In response to realstuff who said:
The business model for most cities is not to be responsible for a $52 mil. hospital bond. I fear the final look that the Nationa Health Care Plan will take; however, it may well keep hospitals open because they will now be paid by most citizens who currently do not have hospitalization. Of course we all will pay, but it will be spread out nationally.

inquisitivemind
Member
inquisitivemind
Preface: my Dad is a higher up at one of the non-profit Saint Barnabas hospitals in Northern NJ. Saint Barnabas operates, many NJ hospitals and currently is not in good shape financially, defaulting on current debt, issuing new debt in the tripple B range. There are many reasons why. First and foremost is that they have to treat every patient that walks in the ER, medical emergency or not, as per federal law, regardless of the patient’s ability to pay. I personally believe this law needs to change. Hospitals should work with local urgent care centers, and direct non medical emergency situations there. As a result of people going to the ER uninsured for non-emergency care, the state of NJ currently reimburses NJ hospitals $0.25/$1 spent for services provided. This is insane. How is the hospital supposed to recoop the remaining 75% of the costs they incurred treating the patient? Hoboken has an urgent care center: Prompt MD Urgent Care (1st & Willow). I don’t know if the hospital has any relationship with them or what their policy is regarding uninsured patients unable to pay. The hospital would be in much better shape if the ER, which is the most expensive form of medical care, wasn’t being used as a primary care MD for the uninsured & unable to pay. The uninsured can’t walk into a regular GP without the ability to pay. The state of NJ, also broke, should reimburse the hospital for services provided more than $0.25/$1 spent.… Read more »
truth1
Member
truth1

The Hoboken taxpayer, citizens and local hospital employees are facing a massive disaster like hit. The hospital is operating at very high losses and the taxpayers have to back up the $52 mil. bond. If the hospital closes, we reduce our public health and cause local unemployment. Yes, we own the real estate, but we are in a value decline. Pros advise that additional devaluation of this property will be caused by costs as high as $10 mil. to demolish and for asbestos abatement. This hospital problem is in additions to our currect budget woes, SWAT team costs, pier collapse, Observer Highway garage sale mess and other city problems. Have a nice weekend!

Watchmaker
Member
Watchmaker

I’m going to go nuts here momentarily and agree with matt_72: we may be best served if the city files for bankruptcy, especially if we can persuade Beth Mason’s husband, a bankruptcy attorney, to represent the city for free.

Otherwise every “solution” at this point seems like a “disaster recovery” effort.

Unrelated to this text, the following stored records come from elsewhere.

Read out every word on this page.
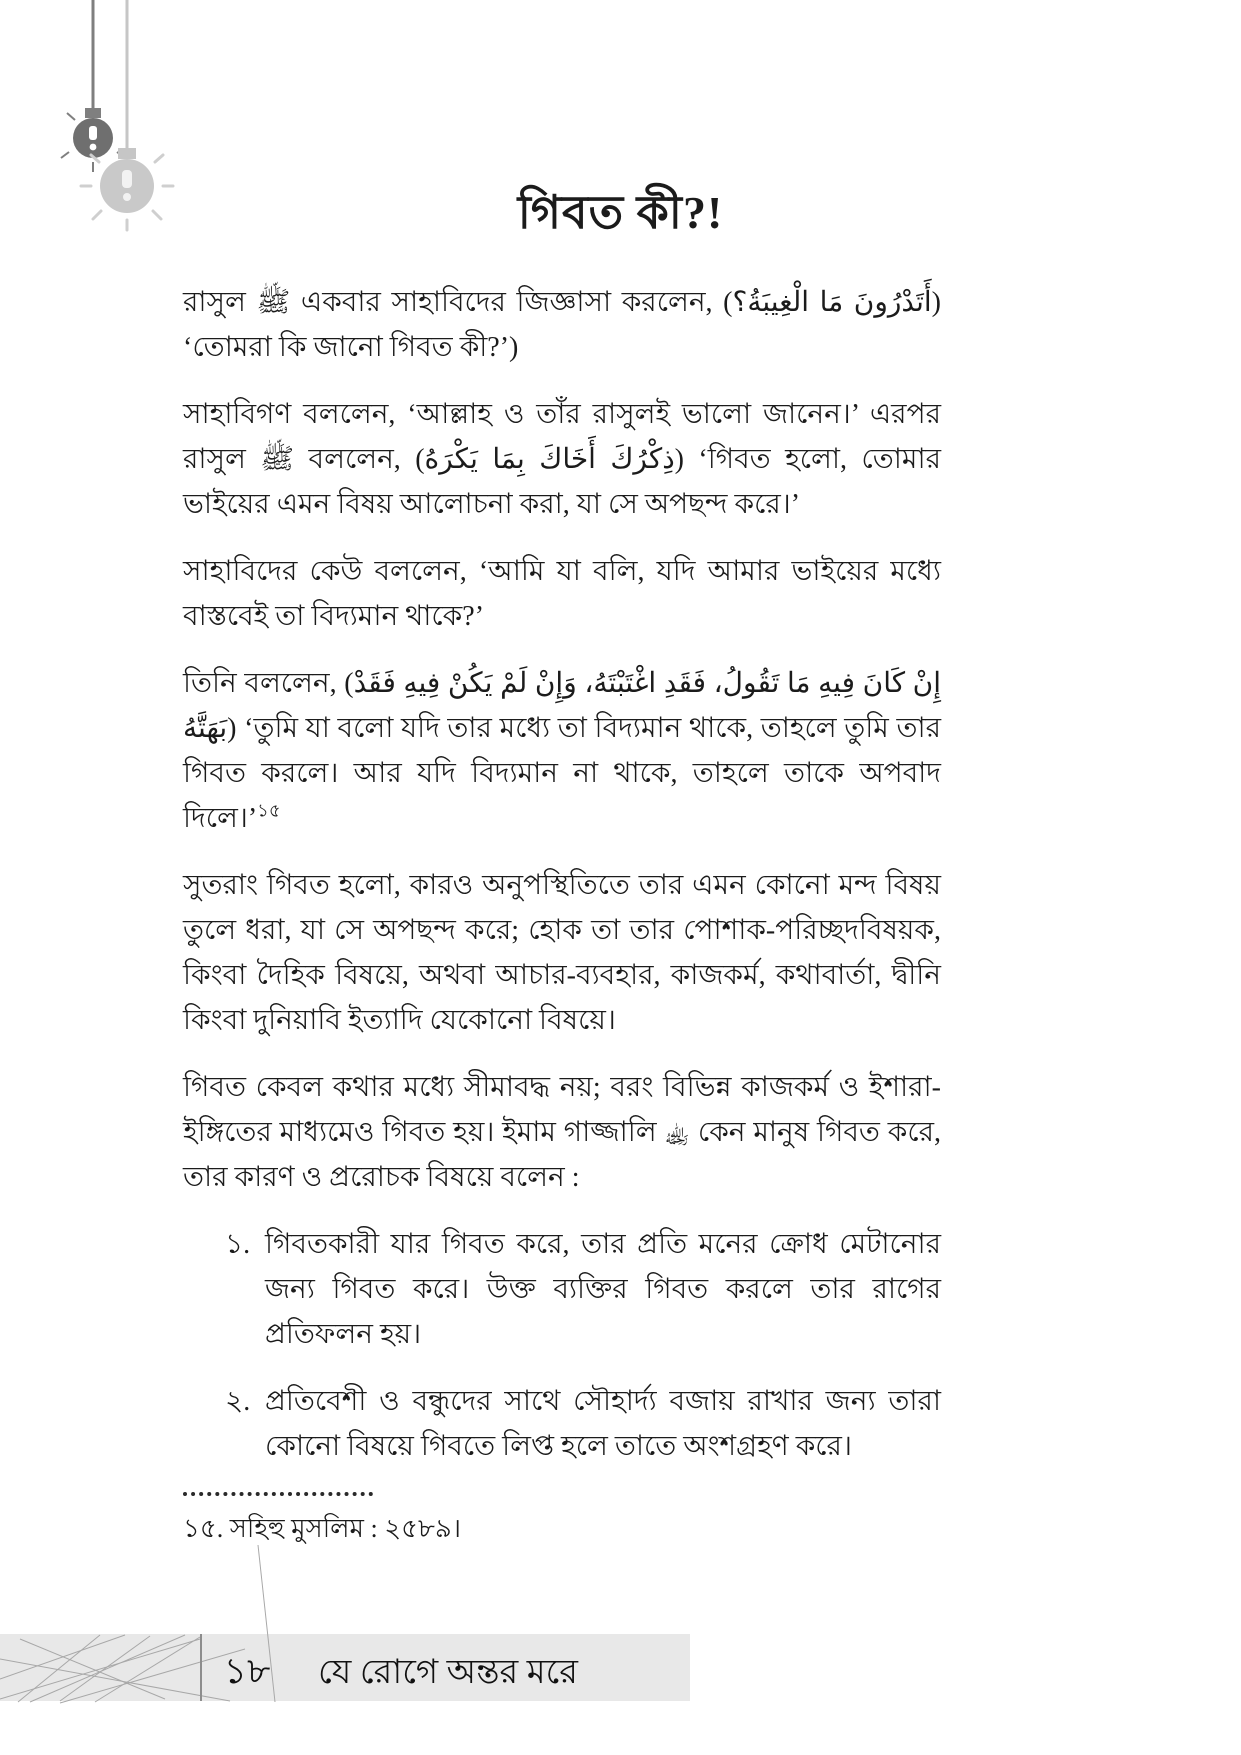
গিবত কী?!

রাসুল ﷺ একবার সাহাবিদের জিজ্ঞাসা করলেন, (أَتَدْرُونَ مَا الْغِيبَةُ؟) ‘তোমরা কি জানো গিবত কী?’)

সাহাবিগণ বললেন, ‘আল্লাহ ও তাঁর রাসুলই ভালো জানেন।’ এরপর রাসুল ﷺ বললেন, (ذِكْرُكَ أَخَاكَ بِمَا يَكْرَهُ) ‘গিবত হলো, তোমার ভাইয়ের এমন বিষয় আলোচনা করা, যা সে অপছন্দ করে।’

সাহাবিদের কেউ বললেন, ‘আমি যা বলি, যদি আমার ভাইয়ের মধ্যে বাস্তবেই তা বিদ্যমান থাকে?’

তিনি বললেন, (إِنْ كَانَ فِيهِ مَا تَقُولُ، فَقَدِ اغْتَبْتَهُ، وَإِنْ لَمْ يَكُنْ فِيهِ فَقَدْ بَهَتَّهُ) ‘তুমি যা বলো যদি তার মধ্যে তা বিদ্যমান থাকে, তাহলে তুমি তার গিবত করলে। আর যদি বিদ্যমান না থাকে, তাহলে তাকে অপবাদ দিলে।’$^{১৫}$

সুতরাং গিবত হলো, কারও অনুপস্থিতিতে তার এমন কোনো মন্দ বিষয় তুলে ধরা, যা সে অপছন্দ করে; হোক তা তার পোশাক-পরিচ্ছদবিষয়ক, কিংবা দৈহিক বিষয়ে, অথবা আচার-ব্যবহার, কাজকর্ম, কথাবার্তা, দ্বীনি কিংবা দুনিয়াবি ইত্যাদি যেকোনো বিষয়ে।

গিবত কেবল কথার মধ্যে সীমাবদ্ধ নয়; বরং বিভিন্ন কাজকর্ম ও ইশারা-ইঙ্গিতের মাধ্যমেও গিবত হয়। ইমাম গাজ্জালি ﵀ কেন মানুষ গিবত করে, তার কারণ ও প্ররোচক বিষয়ে বলেন :

১. গিবতকারী যার গিবত করে, তার প্রতি মনের ক্রোধ মেটানোর জন্য গিবত করে। উক্ত ব্যক্তির গিবত করলে তার রাগের প্রতিফলন হয়।
২. প্রতিবেশী ও বন্ধুদের সাথে সৌহার্দ্য বজায় রাখার জন্য তারা কোনো বিষয়ে গিবতে লিপ্ত হলে তাতে অংশগ্রহণ করে।
১৫. সহিহু মুসলিম : ২৫৮৯।
১৮	যে রোগে অন্তর মরে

In response to truth1 who said:
The Hoboken taxpayer, citizens and local hospital employees are facing a massive disaster like hit. The hospital is operating at very high losses and the taxpayers have to back up the $52 mil. bond. If the hospital closes, we reduce our public health and cause local unemployment. Yes, we own the real estate, but we are in a value decline. Pros advise that additional devaluation of this property will be caused by costs as high as $10 mil. to demolish and for asbestos abatement. This hospital problem is in additions to our currect budget woes, SWAT team costs, pier collapse, Observer Highway garage sale mess and other city problems. Have a nice weekend!

truth1
Member
truth1

Can we file for bankruptcy while under State supervision? Just a question since the State Statute would have to be looked at by legal pros.

In response to Watchmaker who said:
I’m going to go nuts here momentarily and agree with matt_72: we may be best served if the city files for bankruptcy, especially if we can persuade Beth Mason’s husband, a bankruptcy attorney, to represent the city for free.

Otherwise every “solution” at this point seems like a “disaster recovery” effort.